I agree, I also do not taste differences at 60min.

Although I actually might do with sorachi ace, but I am not sure if my mind plays tricks on me with that one. I somehow have the feeling that it leaves a bit of vanilla, but again, I don't know if I can trust my senses with this one.

Try using Cascade or Citra hops for bittering in a beer that should have no hop flavor. Unless your palate is dead you will notice the hop flavor carrying through with those. I often use Nugget mostly because it is available locally where the others must be ordered.
 
Try using Cascade or Citra hops for bittering in a beer that should have no hop flavor. Unless your palate is dead you will notice the hop flavor carrying through with those. I often use Nugget mostly because it is available locally where the others must be ordered.

Have not tried that, and probably won't as I do not want to ruin my unhoppy beers :D

Ok, there might be some flavour left from those hardcore flavour varieties.
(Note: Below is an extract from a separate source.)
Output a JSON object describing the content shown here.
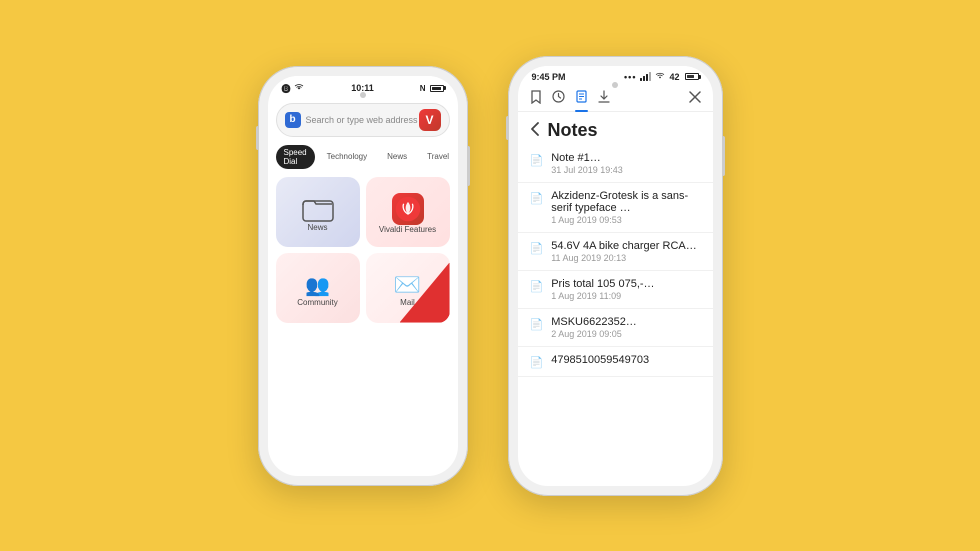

Won't use them for bittering only beers in the future! Thanks for letting me know!
 
You're rather missing the point

I don't believe I am.

Everything you said in your post, I agree with, but you didn't really address what I'm saying, so I don't think we're on the same wavelength.
This was only one experiment, and that's why the statistical significance can still be ignored. This study has no peer review so it's all anecdotal at this point.

As far as not being able to tell apart things that other people might be able to, see if this sheds some light on my point:
The people who perceived differences in the beer really didn't know what was so different, so some of them got lucky, and they were split down the middle which one tasted better anyway. This does not call into question whether or not the beers were different. We know they were. It just barely made a difference. Give 20 people two oatmeal cookies and one chocolate chip, and 20 people will get the triangle test correctly. This means the different hops are not vastly different.

This is unlike your red/green light analogy. In beer terms, 10 people weren't sure if the light was even on or not. 11 people agreed the light was lit. Five of those people said it was red, five of them said it was green, one of them thought it was brown. This is absolute garbage data. If you weren't there to witness this traffic intersection yourself, you'd have no idea how to extrapolate this without further testing. All we can gather is that the data barely leans toward the light being illuminated.
Based on this data, do you have safe driving conditions?? Are these effective lights? Ready to install them across town?

When you have to split hairs over the taste of beers with "statistical significance", that should raise a red flag. It doesn't mean no one can tell a difference, but OP might not, and I don't think I would either, so my hop choice is unimportant to me.

Furthermore, let's say you had an IPA one day, and a stout the next. You'd be able to tell, from memory, that the two beers were dissimilar. If you drank two IPAs with different bittering hops a day apart, I'd be willing to wager you couldn't tell which was which. You'd like them both, and you'd only possibly prefer one over the other if you tasted them back to back. Since most people don't brew two batches at once, this will never come up, so the difference is negligible, because you'd never know if you're drinking the beer you "liked" or the one you "liked almost as much". You'd drink two or three of them, dulling your tastebuds anyway, sit by the fire and have a great night.

You can just safely buy whatever bittering hop is on special at the store, and roll with it without fearing a detrimental change to the taste of your beer. It'll be fine. RDWHAHB applies.